The main addition to Signal 1.1 was the ability to control AirTunes speakers, something I was very happy to finally be able to offer as it was by far the most requested feature over the life of the application. Of course, with this implemented one of the new most requested features is “show which speakers are actually active!”. This is something I’d very much like to see added myself, and the reason it’s not supported stems from the same limitation of the iTunes programming interface that caused AirTunes control to be delayed for so long.

When the AirPort Express first came out, I was incredibly excited. Here was a way to put together a whole-house audio system that integrated seamlessly with iTunes, all that was missing was a slick way to control it via Wi-Fi. Of course, I soon discovered that there was in fact no way to control AirTunes through the iTunes API. Ok, no problem, I’ll just file a feature request (rdar://problem/3821346 for any Apple folks). I’m sure they’ll add it soon.

That was nearly four years ago. It’s still not there.

Meanwhile, the requests for AirTunes support kept pouring in, sometimes on a daily basis. Finally I had to relent. So with no support from Apple, and no clever back-door into iTunes available, how can we add support for this feature? Really, there’s only one way: Simulate the user’s input in the iTunes interface. In other words, send mouse clicks exactly at the positions where you would make them to select a speaker through iTunes. This is known as UI scripting and should make every developer who hears those words cringe.
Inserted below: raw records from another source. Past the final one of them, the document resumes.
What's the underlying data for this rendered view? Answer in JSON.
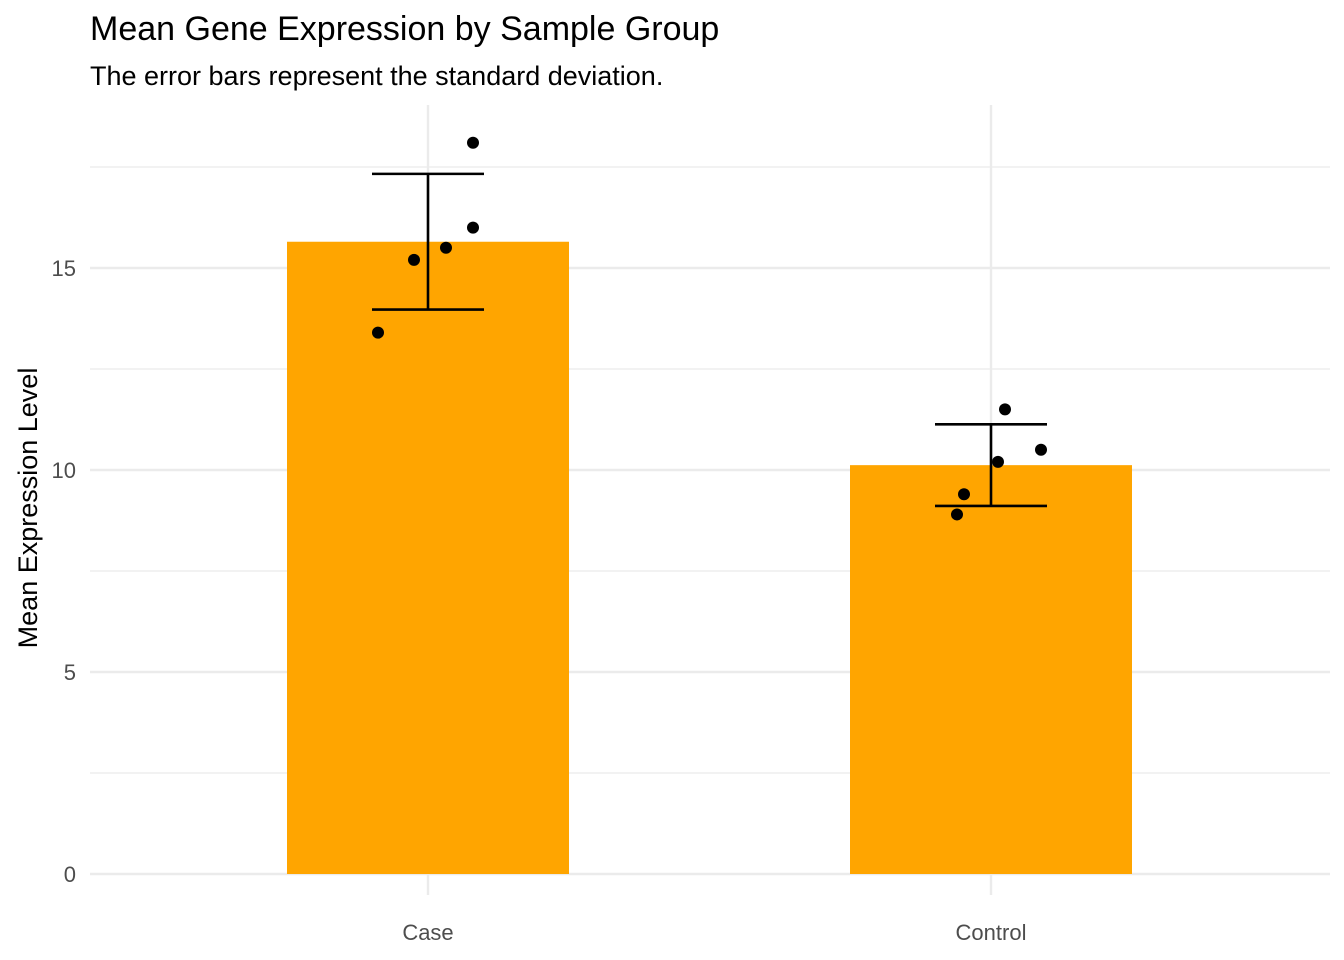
{
  "chart_data": {
    "type": "bar",
    "title": "Mean Gene Expression by Sample Group",
    "subtitle": "The error bars represent the standard deviation.",
    "xlabel": "",
    "ylabel": "Mean Expression Level",
    "categories": [
      "Case",
      "Control"
    ],
    "values": [
      15.65,
      10.12
    ],
    "error_bars": {
      "type": "sd",
      "sd": [
        1.68,
        1.01
      ]
    },
    "points": [
      {
        "category": "Case",
        "values": [
          13.4,
          15.2,
          15.5,
          16.0,
          18.1
        ]
      },
      {
        "category": "Control",
        "values": [
          8.9,
          9.4,
          10.2,
          10.5,
          11.5
        ]
      }
    ],
    "ylim": [
      0,
      19
    ],
    "yticks": [
      0,
      5,
      10,
      15
    ],
    "grid": true,
    "legend": "none",
    "colors": {
      "bar": "#FFA500",
      "points": "#000000",
      "error_bars": "#000000",
      "grid": "#EBEBEB"
    }
  }
}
At first glance UI scripting doesn’t seem like such a bad thing. Simulate a click on the speaker selection drop-down, how hard can it be? There’s just one problem. That drop-down? It moves. Try clicking around between different playlists and source types and you’ll see how its position changes. What’s more, in order to send those mouse clicks iTunes has to be the foreground window and there are all kinds of reasons why that might not be the case. Here are just a few of the things that Signal has to account for in order to make those simulated clicks work reliably:

  • The user's language
  • The type of playlist selected
  • The iTunes window being hidden
  • The iTunes window being minimized
  • The Mini Player view being selected
  • The screen saver being active

And of course, my personal favorite:

  • The user's language not being English, with the radio tuner playlist selected, with iTunes in the Mini Player view, minimized, with the screen saver active, plus some random process that just happens to act up right then and slow everything down.
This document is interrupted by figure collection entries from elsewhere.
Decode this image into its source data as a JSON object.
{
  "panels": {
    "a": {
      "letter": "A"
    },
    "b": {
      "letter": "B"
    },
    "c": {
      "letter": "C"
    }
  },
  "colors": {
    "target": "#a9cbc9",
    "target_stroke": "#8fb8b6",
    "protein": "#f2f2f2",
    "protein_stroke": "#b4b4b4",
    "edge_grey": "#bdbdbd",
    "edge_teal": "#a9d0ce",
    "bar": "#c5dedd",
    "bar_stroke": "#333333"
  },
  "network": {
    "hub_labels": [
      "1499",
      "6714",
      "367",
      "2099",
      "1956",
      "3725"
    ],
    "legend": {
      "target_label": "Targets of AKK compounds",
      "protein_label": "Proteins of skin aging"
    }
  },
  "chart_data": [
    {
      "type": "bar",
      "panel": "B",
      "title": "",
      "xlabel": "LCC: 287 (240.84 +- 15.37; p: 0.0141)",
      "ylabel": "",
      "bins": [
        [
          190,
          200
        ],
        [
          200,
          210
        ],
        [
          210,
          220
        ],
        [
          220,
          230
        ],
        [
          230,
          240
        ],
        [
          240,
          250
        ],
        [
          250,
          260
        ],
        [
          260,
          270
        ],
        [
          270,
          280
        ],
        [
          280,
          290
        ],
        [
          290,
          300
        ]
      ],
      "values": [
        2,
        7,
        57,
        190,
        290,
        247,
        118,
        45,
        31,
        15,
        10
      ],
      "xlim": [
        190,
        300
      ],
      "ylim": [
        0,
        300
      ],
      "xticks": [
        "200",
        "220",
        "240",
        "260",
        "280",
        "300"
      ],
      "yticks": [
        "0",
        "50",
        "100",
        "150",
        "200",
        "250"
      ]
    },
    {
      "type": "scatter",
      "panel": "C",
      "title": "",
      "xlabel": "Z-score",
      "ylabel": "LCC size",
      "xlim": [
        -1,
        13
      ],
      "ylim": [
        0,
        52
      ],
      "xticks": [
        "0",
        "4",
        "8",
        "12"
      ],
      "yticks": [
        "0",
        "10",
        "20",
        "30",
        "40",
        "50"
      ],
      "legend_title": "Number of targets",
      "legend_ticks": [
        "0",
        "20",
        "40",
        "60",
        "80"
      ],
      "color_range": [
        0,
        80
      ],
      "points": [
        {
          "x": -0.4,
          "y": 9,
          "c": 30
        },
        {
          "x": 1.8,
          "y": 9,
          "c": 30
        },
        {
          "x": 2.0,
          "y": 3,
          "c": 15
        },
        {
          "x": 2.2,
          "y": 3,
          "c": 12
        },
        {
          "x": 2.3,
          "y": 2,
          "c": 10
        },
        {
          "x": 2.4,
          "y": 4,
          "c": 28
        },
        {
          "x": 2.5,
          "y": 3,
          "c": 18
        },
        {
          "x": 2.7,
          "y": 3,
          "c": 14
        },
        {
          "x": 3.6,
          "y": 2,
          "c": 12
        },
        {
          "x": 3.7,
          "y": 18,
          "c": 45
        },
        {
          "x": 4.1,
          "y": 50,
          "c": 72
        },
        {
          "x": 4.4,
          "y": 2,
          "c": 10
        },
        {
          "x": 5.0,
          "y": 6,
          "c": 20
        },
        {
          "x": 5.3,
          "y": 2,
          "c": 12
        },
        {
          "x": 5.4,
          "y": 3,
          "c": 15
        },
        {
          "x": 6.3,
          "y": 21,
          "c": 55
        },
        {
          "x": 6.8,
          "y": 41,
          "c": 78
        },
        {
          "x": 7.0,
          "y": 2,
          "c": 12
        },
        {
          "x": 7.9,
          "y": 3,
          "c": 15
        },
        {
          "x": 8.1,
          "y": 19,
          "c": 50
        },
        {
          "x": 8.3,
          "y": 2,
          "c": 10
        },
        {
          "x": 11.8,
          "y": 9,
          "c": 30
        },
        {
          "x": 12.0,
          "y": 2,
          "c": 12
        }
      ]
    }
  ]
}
You have no idea how much cursing was involved in the creation of this feature.

The worst part is that despite all the efforts to make this work as smoothly as possible, it’s still based on a broken model. If Apple decides to update the iTunes interface and move the speaker selection drop-down to a new location it will break. If there is some odd mouse or application behavior that Signal doesn’t account for it will break. And of course, although Signal can send the mouse clicks it can’t get any information back about whether those clicks worked or what speakers are actually turned on.
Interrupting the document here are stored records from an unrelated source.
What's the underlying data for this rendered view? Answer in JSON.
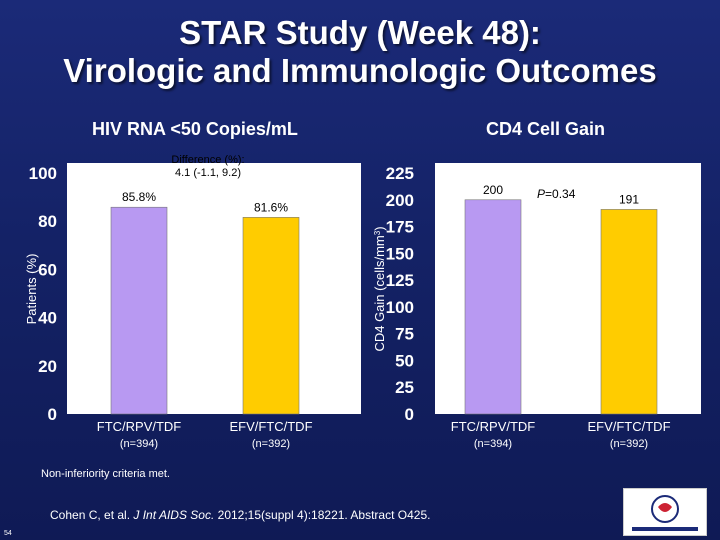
{
  "title_line1": "STAR Study (Week 48):",
  "title_line2": "Virologic and Immunologic Outcomes",
  "footnote": "Non-inferiority criteria met.",
  "citation_pre": "Cohen C, et al. ",
  "citation_journal": "J Int AIDS Soc.",
  "citation_post": " 2012;15(suppl 4):18221. Abstract O425.",
  "page_number": "54",
  "colors": {
    "bar_rpv": "#b899f2",
    "bar_efv": "#ffcc00",
    "plot_bg": "#ffffff",
    "axis_text": "#ffffff"
  },
  "chart_data": [
    {
      "type": "bar",
      "title": "HIV RNA <50 Copies/mL",
      "ylabel": "Patients (%)",
      "ylim": [
        0,
        100
      ],
      "yticks": [
        "0",
        "20",
        "40",
        "60",
        "80",
        "100"
      ],
      "categories": [
        "FTC/RPV/TDF",
        "EFV/FTC/TDF"
      ],
      "category_n": [
        "(n=394)",
        "(n=392)"
      ],
      "values": [
        85.8,
        81.6
      ],
      "value_labels": [
        "85.8%",
        "81.6%"
      ],
      "annotation_line1": "Difference (%):",
      "annotation_line2": "4.1 (-1.1, 9.2)"
    },
    {
      "type": "bar",
      "title": "CD4 Cell Gain",
      "ylabel": "CD4 Gain (cells/mm",
      "ylabel_sup": "3",
      "ylabel_close": ")",
      "ylim": [
        0,
        225
      ],
      "yticks": [
        "0",
        "25",
        "50",
        "75",
        "100",
        "125",
        "150",
        "175",
        "200",
        "225"
      ],
      "categories": [
        "FTC/RPV/TDF",
        "EFV/FTC/TDF"
      ],
      "category_n": [
        "(n=394)",
        "(n=392)"
      ],
      "values": [
        200,
        191
      ],
      "value_labels": [
        "200",
        "191"
      ],
      "annotation_p": "P",
      "annotation_rest": "=0.34"
    }
  ]
}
Sure, Signal could start taking little screenshots of iTunes and try to figure this out from the image. “Well, that kind of looks like ‘Computer’ in Simplified Chinese, I guess we can check the box”. But then I would go insane and then there would be no further product development.

Applications will always have bugs, but a good application tries to be as reliable as possible so that it “just works”. When the limitations of an API prevent your application from doing that, it’s incredibly frustrating. All of which is to say to Apple: Please, please, for the love of shiny plastic, put AirTunes control in the iTunes API.